Jetzt läuft das ja irgendwie über jadclipse. Nur bekomm ich da immer folgende fehlermeldung:

Decompiled from: D:\program files\Java\jre1.6.0_07\lib\rt.jar
	Total time: 0 ms
	Jad reported messages/errors:
	Exit status: 0
	Caught exceptions:
java.io.IOException: Cannot run program "jad" (in directory "D:\Documents and Settings\MeinName\.net.sf.jadclipse\1224660696229"): CreateProcess error=2, Das System kann die angegebene Datei nicht finden

was muss ich tun???


----------



## gex (22. Okt 2008)

Hi

Doch doch, das kannst du noch.

Pro Projekt:
Gehe auf die Project -> Properties.
Navigiere zum Build-Path -> Tab Libraries.

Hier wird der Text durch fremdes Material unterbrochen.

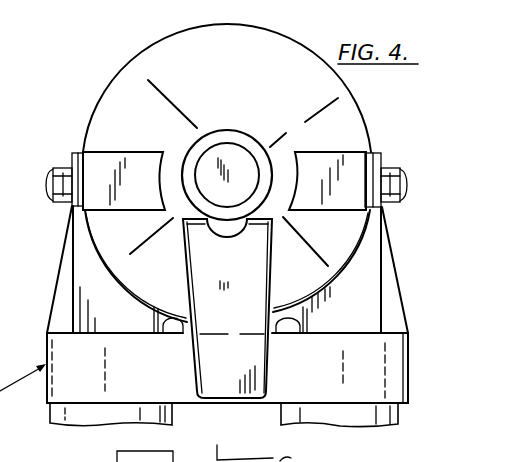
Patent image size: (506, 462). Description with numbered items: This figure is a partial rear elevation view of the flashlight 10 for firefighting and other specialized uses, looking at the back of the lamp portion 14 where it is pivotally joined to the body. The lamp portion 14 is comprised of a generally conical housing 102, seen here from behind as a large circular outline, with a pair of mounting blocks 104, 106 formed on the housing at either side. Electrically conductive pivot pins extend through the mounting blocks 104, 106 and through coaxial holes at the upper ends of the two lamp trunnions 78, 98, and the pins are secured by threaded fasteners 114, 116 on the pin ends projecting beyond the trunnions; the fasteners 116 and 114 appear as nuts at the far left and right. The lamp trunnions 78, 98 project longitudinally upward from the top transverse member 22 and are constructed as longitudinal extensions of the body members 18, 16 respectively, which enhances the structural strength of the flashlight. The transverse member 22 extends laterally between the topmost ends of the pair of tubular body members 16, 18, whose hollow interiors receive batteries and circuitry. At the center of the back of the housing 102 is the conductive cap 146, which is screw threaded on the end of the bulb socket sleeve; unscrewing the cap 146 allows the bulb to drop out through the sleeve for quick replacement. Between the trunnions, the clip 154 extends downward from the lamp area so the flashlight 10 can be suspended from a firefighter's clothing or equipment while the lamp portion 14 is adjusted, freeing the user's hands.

The flashlight 10 is at (107, 68).
The lamp portion 14 is at (152, 40).
The conical housing 102 is at (275, 57).
The conductive cap 146 is at (224, 148).
The mounting block 106 is at (97, 157).
The mounting block 104 is at (348, 156).
The threaded fastener 116 is at (52, 199).
The threaded fastener 114 is at (404, 172).
The lamp trunnion 78 is at (79, 251).
The second lamp trunnion 98 is at (370, 263).
The clip 154 is at (217, 318).
The top transverse member 22 is at (62, 388).
The body member 18 is at (77, 421).
The body member 16 is at (354, 428).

Deine JRE resp. JDK erweitern.
Dann findest du bspw. den Eintrag rt.jar.
Erweitere den Eintrag.
Nun siehst du die Möglichkeit 'Source attachment' -> Edit -> src.zip angeben .

Oder pro Workspace:
Window -> Preferences.
Navigiere zu Java -> Installed JRE's -> Auswahl deiner Wahl  -> Edit

Rest wie oben.







BTW: Der andere Fehler hat halt was mit JAD zu tun, da findet das Plugin wahrscheinlich JAD nicht...


----------



## Foermchen82 (23. Okt 2008)

Hey danke. genau danach hab ich gesucht!!


----------